Rheinland-Pfalz verfügt leider nicht über vergleichbare Wortgewalt. Die einschlägigen Werbemittel verzichten hier weitgehend auf schlagkräftige Parolen, heißen Besucher und Neugierige allenfalls lieb „willkommen“ zum „Genießen“ von „Einmaligkeit“. Die Mainzer Staatskanzlei immerhin hängt den Slogan „Wir machen’s einfach“ zum Internetfenster raus. Genial geht anders. Für den Schulterschluss zwischen Pfälzern, Rheinhessen, Moselfranken und Rheinländern taugt das Sprüchlein wenig: Es klingt nun mal all zu brav nach Baumarkt oder Volksbank.

„Dann lass du dir was einfallen!“, fordert Walter. „Drei, vier Wörtchen, rotzig, trotzig das regionale Wir-Gefühl beschwörend; kann so schwer nicht sein.“ Der Freund hat  Vorstellungen. So ein „Mir san mir“ reimt sich doch nicht daher wie ein Büttenkalauer zur Fastnacht. Da steckt Widerborstigkeit von Generationen drin. Gegen die ethnologische, politische, psychologische Vielschichtigkeit von „Mir san mir“ sind selbst werbliche Geniestreiche wie „Bitte ein Bit!“ bloß Tinnef. Und überhaupt: Wüsste ich einen zündenden Slogan, ich schriebe ihn hier nicht hin, sondern ließe ihn zuerst patentieren, hernach von Landesregierung oder Koblenz-Touristik vergolden – und setzte mich dann zur Ruhe.

Man müsste Geist und Gestus des Rücktritts von Kurt Beck als Chef der Bundes-SPD in eine handvoll Worte fassen können. Das wär’s! Das wäre die rheinland-pfälzische Entsprechung zum bayerischen „Leckts mi am Oarsch, Saupreißen, damische“. (Statt „damische“ noch besser: „hintervotzige“). Jetzt sind die hiesigen Mundartpfleger aufgerufen, ihren Sachverstand in die aktuelle Waagschale zu werfen. Aber bitte nicht mit „Ich sayn ich“ oder „Ich bleiv me treu“ – da könnten wir ja gleich Staatskanzlei-Dichter und Bankhaus-Poeten verbandeln: „Kurt mächt ohfach dä Wech frei“. Ein bisschen mehr Schmackes braucht’s schon, weil auch ein bisschen mehr dahinter steckt.

Das machen die Folgen des kurzbündigen Trennungsaktes deutlich.

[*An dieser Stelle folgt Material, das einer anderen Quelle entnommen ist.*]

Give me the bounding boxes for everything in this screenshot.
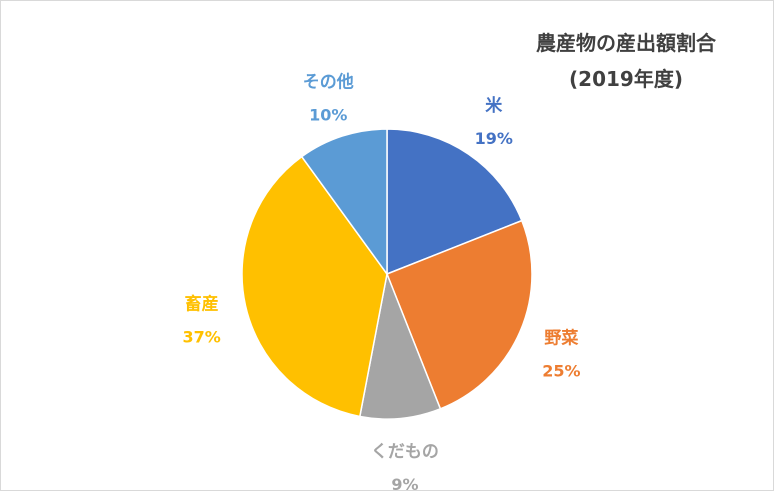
slice-category-label: その他 — [303, 71, 354, 92]
chart-title-main: 農産物の産出額割合 — [536, 31, 716, 55]
slice-percent-label: 19% — [475, 129, 513, 148]
chart-subtitle: (2019年度) — [569, 67, 683, 91]
slice-label-3: 畜産 37% — [182, 293, 220, 346]
slice-category-label: 米 — [485, 95, 503, 116]
slice-percent-label: 37% — [182, 327, 220, 346]
slice-label-2: くだもの 9% — [371, 442, 439, 492]
slice-category-label: 野菜 — [544, 329, 579, 349]
pie-slice-1 — [386, 219, 533, 410]
slice-percent-label: 9% — [391, 475, 418, 492]
chart-title: 農産物の産出額割合 (2019年度) — [491, 25, 761, 97]
pie-slice-0 — [386, 128, 523, 276]
slice-label-4: その他 10% — [303, 71, 354, 124]
pie-slice-2 — [358, 271, 442, 420]
pie-slice-4 — [300, 128, 388, 277]
slice-percent-label: 25% — [542, 362, 580, 381]
slice-percent-label: 10% — [309, 105, 347, 124]
slice-label-0: 米 19% — [475, 95, 513, 148]
slice-category-label: 畜産 — [185, 293, 219, 314]
pie-slice-3 — [241, 155, 388, 418]
slice-label-1: 野菜 25% — [542, 329, 580, 381]
slice-category-label: くだもの — [371, 442, 439, 462]
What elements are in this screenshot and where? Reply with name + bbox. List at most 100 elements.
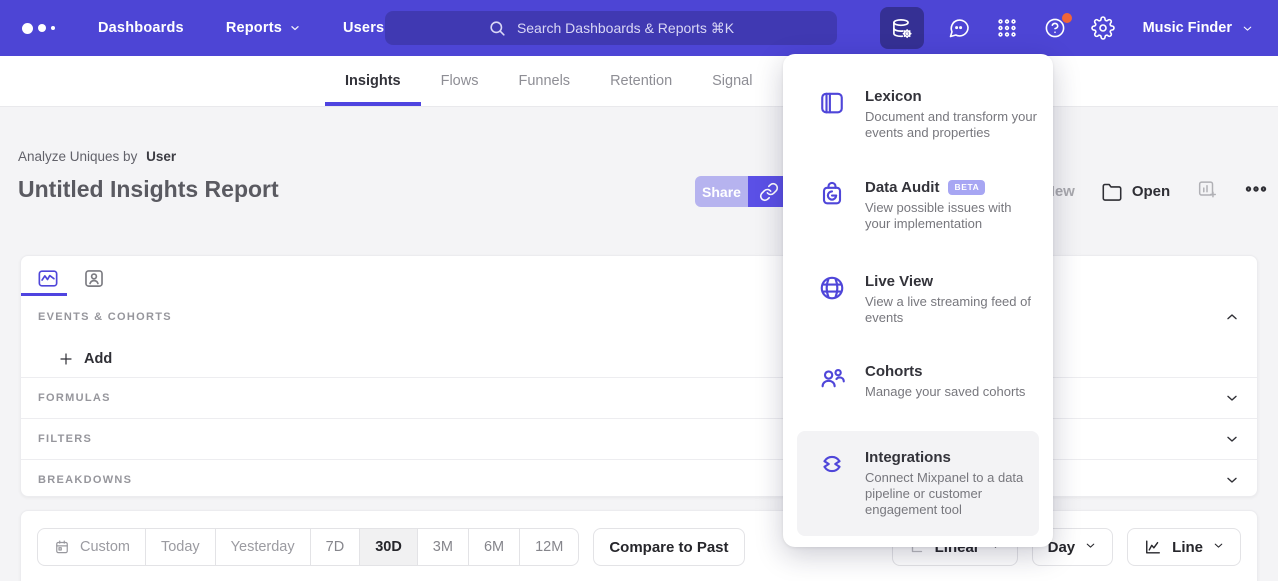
menu-item-title: Data Audit BETA bbox=[865, 179, 1037, 196]
menu-item-data-audit[interactable]: Data Audit BETA View possible issues wit… bbox=[783, 171, 1053, 265]
integrations-sync-icon bbox=[817, 449, 847, 479]
interval-label: Day bbox=[1047, 538, 1076, 556]
section-label: FILTERS bbox=[38, 433, 93, 445]
top-navbar: Dashboards Reports Users Search Dashboar… bbox=[0, 0, 1278, 56]
navbar-right-cluster: Music Finder bbox=[879, 0, 1278, 56]
menu-item-description: View possible issues with your implement… bbox=[865, 200, 1012, 231]
chart-toolbar-card: Custom Today Yesterday 7D 30D 3M 6M 12M … bbox=[20, 510, 1258, 581]
lexicon-book-icon bbox=[817, 88, 847, 118]
chevron-down-icon bbox=[1224, 390, 1240, 406]
beta-badge: BETA bbox=[948, 180, 986, 195]
database-gear-icon bbox=[889, 16, 914, 41]
open-button[interactable]: Open bbox=[1101, 181, 1170, 203]
menu-item-description: View a live streaming feed of events bbox=[865, 294, 1031, 325]
tab-insights[interactable]: Insights bbox=[325, 56, 421, 106]
section-label: BREAKDOWNS bbox=[38, 474, 133, 486]
date-range-custom[interactable]: Custom bbox=[38, 529, 145, 565]
board-add-icon bbox=[1199, 181, 1217, 198]
open-label: Open bbox=[1131, 183, 1171, 200]
section-formulas[interactable]: FORMULAS bbox=[21, 377, 1257, 418]
chevron-down-icon bbox=[1224, 472, 1240, 488]
date-range-3m[interactable]: 3M bbox=[416, 529, 468, 565]
data-management-dropdown: Lexicon Document and transform your even… bbox=[783, 54, 1053, 547]
nav-item-dashboards[interactable]: Dashboards bbox=[98, 20, 184, 36]
chart-type-dropdown[interactable]: Line bbox=[1127, 528, 1241, 566]
tab-funnels[interactable]: Funnels bbox=[518, 73, 571, 89]
tab-signal[interactable]: Signal bbox=[712, 73, 753, 89]
nav-item-label: Reports bbox=[225, 20, 282, 36]
menu-item-lexicon[interactable]: Lexicon Document and transform your even… bbox=[783, 80, 1053, 171]
section-events-cohorts[interactable]: EVENTS & COHORTS bbox=[21, 303, 1257, 330]
link-icon bbox=[759, 182, 779, 201]
active-tab-underline bbox=[21, 292, 67, 296]
query-builder-card: EVENTS & COHORTS Add FORMULAS FILTERS BR… bbox=[20, 255, 1258, 497]
date-range-7d[interactable]: 7D bbox=[309, 529, 360, 565]
menu-item-description: Document and transform your events and p… bbox=[865, 109, 1037, 140]
users-view-tab[interactable] bbox=[80, 265, 107, 291]
menu-item-title: Cohorts bbox=[865, 363, 923, 380]
mixpanel-logo-icon bbox=[22, 22, 62, 34]
search-input[interactable]: Search Dashboards & Reports ⌘K bbox=[385, 11, 837, 45]
tab-flows[interactable]: Flows bbox=[440, 73, 479, 89]
menu-item-live-view[interactable]: Live View View a live streaming feed of … bbox=[783, 265, 1053, 355]
report-tabs: Insights Flows Funnels Retention Signal … bbox=[0, 56, 1278, 107]
nav-item-label: Dashboards bbox=[98, 20, 184, 36]
notification-dot bbox=[1061, 12, 1072, 23]
menu-item-title: Lexicon bbox=[865, 88, 922, 105]
nav-links: Dashboards Reports Users bbox=[98, 20, 384, 36]
chart-zigzag-icon bbox=[38, 269, 57, 287]
segment-label: Custom bbox=[80, 539, 130, 555]
menu-item-description: Connect Mixpanel to a data pipeline or c… bbox=[865, 470, 1024, 517]
apps-grid-icon[interactable] bbox=[995, 16, 1020, 41]
chevron-down-icon bbox=[1086, 543, 1095, 548]
chevron-down-icon bbox=[1214, 543, 1223, 548]
chevron-up-icon bbox=[1224, 309, 1240, 325]
feedback-bubble-icon[interactable] bbox=[947, 16, 972, 41]
chevron-down-icon bbox=[291, 26, 299, 31]
calendar-icon bbox=[56, 540, 68, 554]
add-to-board-button[interactable] bbox=[1196, 178, 1218, 205]
builder-view-tabs bbox=[21, 256, 1257, 296]
header-actions: New Open bbox=[1044, 177, 1268, 206]
nav-item-reports[interactable]: Reports bbox=[226, 20, 301, 36]
section-label: EVENTS & COHORTS bbox=[38, 310, 172, 323]
date-range-yesterday[interactable]: Yesterday bbox=[214, 529, 310, 565]
menu-item-cohorts[interactable]: Cohorts Manage your saved cohorts bbox=[783, 355, 1053, 431]
search-placeholder: Search Dashboards & Reports ⌘K bbox=[516, 19, 735, 36]
data-management-button[interactable] bbox=[879, 7, 924, 49]
date-range-30d[interactable]: 30D bbox=[359, 529, 417, 565]
person-card-icon bbox=[84, 269, 103, 287]
date-range-segmented-control: Custom Today Yesterday 7D 30D 3M 6M 12M bbox=[37, 528, 580, 566]
chart-type-label: Line bbox=[1172, 538, 1203, 556]
section-breakdowns[interactable]: BREAKDOWNS bbox=[21, 459, 1257, 500]
events-view-tab[interactable] bbox=[34, 265, 61, 291]
project-switcher[interactable]: Music Finder bbox=[1143, 20, 1254, 36]
compare-to-past-button[interactable]: Compare to Past bbox=[593, 528, 745, 566]
share-split-button: Share bbox=[695, 176, 790, 207]
tab-retention[interactable]: Retention bbox=[610, 73, 673, 89]
chevron-down-icon bbox=[1224, 431, 1240, 447]
analyze-uniques-label: Analyze Uniques by User bbox=[18, 149, 176, 164]
nav-item-users[interactable]: Users bbox=[343, 20, 384, 36]
more-dots-icon bbox=[1245, 186, 1267, 192]
page-title[interactable]: Untitled Insights Report bbox=[18, 176, 279, 202]
menu-item-integrations[interactable]: Integrations Connect Mixpanel to a data … bbox=[797, 431, 1039, 536]
more-options-button[interactable] bbox=[1244, 177, 1268, 206]
date-range-today[interactable]: Today bbox=[144, 529, 215, 565]
folder-icon bbox=[1102, 183, 1122, 201]
data-audit-icon bbox=[817, 179, 847, 209]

Wann je hatte man schon mal so eine Konstellation: Die Bundes-SPD freut sich, dass sie den Kurt los ist. Die Landes-SPD ist überglücklich, dass sie ihn wieder ganz für sich hat. Die Landes-CDU hingegen wäre lieber an der Stelle der Bundes-SPD, nämlich Kurt los. Während die Bundes-CDU ihn lieber behalten hätte, als nützliches Linksgespenst. Wobei Letzteres einmal mehr  beweist, dass von verschiedenen Ecken der Republik aus die Welt doch sehr verschieden ausschaut. Ausgerechnet Kurt Beck ein Linker??? Auf so eine Schnapsidee können nur Nicht-Rheinland-Pfälzer kommen oder Zeitgenossen, die sich an Gerhard Schröder als den Kanzler einer CDU/FDP-Regierung erinnern.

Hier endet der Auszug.